Developers are taught best practices for the development of their code, however, even the most experienced developers can make mistakes that introduce vulnerabilities into an organization’s software or environment. Secure coding practices start with a continuous education program for developers to ensure they are aware of the security risks and top vulnerabilities associated with software development. Additionally, organizations should implement code scanning solutions to automatically scan newly developed code for security vulnerabilities. These tools utilize static code scanning and dynamic code scanning capabilities to provide a comprehensive view of how code is built and how it operates in real world scenarios. But just deployment and use of the tools is only a part of the process to minimize vulnerabilities in code, the other part comes down to the reporting, tracking and remediation efforts to fix the vulnerabilities identified in a consistent and expedient manner.
S&T organizations must manage their own internal security, while also providing customers with comfort that those security controls are operating effectively. These obligations can be driven through industry-based compliance requirements (e.g., HIPAA or PCI) or they can be driven through contractual agreements established with the customer (e.g., SOC reports). No matter where the obligations originate, organizations must develop internal controls and governance activities to properly manage these obligations on an ongoing basis. Many organizations establish their own internal compliance management programs that regularly test and review management and operational activities to ensure these compliance requirements are being met. Additionally, organizations should consider the use of internal governance, risk and compliance (GRC) solutions to enable more efficient compliance management activities that reduce overhead and increase the consistency of testing and reporting.

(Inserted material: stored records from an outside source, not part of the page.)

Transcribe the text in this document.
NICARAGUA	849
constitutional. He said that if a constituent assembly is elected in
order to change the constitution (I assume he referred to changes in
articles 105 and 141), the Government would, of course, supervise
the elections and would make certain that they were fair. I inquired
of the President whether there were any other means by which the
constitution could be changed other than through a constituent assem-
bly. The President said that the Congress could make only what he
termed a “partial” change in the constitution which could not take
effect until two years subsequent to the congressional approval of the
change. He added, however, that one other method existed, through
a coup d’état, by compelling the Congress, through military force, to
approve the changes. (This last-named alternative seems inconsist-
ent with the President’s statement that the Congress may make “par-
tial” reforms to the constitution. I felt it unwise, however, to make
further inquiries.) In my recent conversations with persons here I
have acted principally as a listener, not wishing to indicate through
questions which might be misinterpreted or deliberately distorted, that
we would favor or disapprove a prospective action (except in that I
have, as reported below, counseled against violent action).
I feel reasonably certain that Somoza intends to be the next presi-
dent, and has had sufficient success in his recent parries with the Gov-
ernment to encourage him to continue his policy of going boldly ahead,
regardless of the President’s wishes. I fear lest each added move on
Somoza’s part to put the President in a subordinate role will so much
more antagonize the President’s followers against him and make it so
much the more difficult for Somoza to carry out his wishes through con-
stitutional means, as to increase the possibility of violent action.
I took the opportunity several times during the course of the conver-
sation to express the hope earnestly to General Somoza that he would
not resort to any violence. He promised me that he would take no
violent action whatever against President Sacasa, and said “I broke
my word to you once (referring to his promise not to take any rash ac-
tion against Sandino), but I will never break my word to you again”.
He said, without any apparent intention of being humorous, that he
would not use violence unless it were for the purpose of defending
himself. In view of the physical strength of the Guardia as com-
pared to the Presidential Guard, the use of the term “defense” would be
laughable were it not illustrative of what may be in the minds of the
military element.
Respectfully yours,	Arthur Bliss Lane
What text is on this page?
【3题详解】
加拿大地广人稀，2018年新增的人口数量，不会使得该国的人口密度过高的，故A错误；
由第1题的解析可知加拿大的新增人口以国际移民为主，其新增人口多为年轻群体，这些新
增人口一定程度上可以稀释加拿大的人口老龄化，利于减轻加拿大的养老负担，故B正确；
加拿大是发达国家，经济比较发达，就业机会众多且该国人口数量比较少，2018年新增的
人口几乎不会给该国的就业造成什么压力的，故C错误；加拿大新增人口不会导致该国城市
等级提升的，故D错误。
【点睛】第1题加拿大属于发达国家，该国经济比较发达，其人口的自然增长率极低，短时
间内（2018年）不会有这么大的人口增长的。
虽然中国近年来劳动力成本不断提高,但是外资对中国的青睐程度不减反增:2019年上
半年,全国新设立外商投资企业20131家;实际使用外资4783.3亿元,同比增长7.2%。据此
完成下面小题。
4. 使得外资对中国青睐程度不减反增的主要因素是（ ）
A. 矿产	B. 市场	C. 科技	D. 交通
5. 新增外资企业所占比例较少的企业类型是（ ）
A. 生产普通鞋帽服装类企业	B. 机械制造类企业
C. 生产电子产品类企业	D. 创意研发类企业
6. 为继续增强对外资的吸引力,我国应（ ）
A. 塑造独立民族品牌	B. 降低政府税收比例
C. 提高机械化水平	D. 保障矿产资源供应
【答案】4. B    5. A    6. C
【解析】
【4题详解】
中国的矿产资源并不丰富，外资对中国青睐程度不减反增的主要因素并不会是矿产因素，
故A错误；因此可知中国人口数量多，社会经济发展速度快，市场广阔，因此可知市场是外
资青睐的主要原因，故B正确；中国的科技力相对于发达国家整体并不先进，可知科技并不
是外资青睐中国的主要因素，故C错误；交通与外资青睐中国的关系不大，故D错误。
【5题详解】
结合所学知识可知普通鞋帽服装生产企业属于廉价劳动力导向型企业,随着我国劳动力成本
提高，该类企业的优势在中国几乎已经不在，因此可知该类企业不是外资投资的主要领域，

When providing a service that customers rely on for their business operations, business continuity (BC) and disaster recovery (DR) considerations should be a high priority. We all know the frustration we feel when a third-party service provider has an outage, and as that service provider, you should recognize the impact those outages have on your reputation and bottom line. S&T organizations should identify the various components associated with their services, and then systematically walkthrough potential scenarios that could affect the availability or integrity of those components. When taken independently, each component may not pose a high risk to the availability of your services, but the unavailability of multiple components could significantly impact your services and your customers. Business continuity activities focus on identifying the priority, risks and availability requirements of your business operations; disaster recovery activities focus on the solutions you implement to recover in the event a disaster occurs. Many organizations choose to assign a higher priority to customer-facing services, while allowing internal solutions longer recovery times to minimize the impact felt by customers.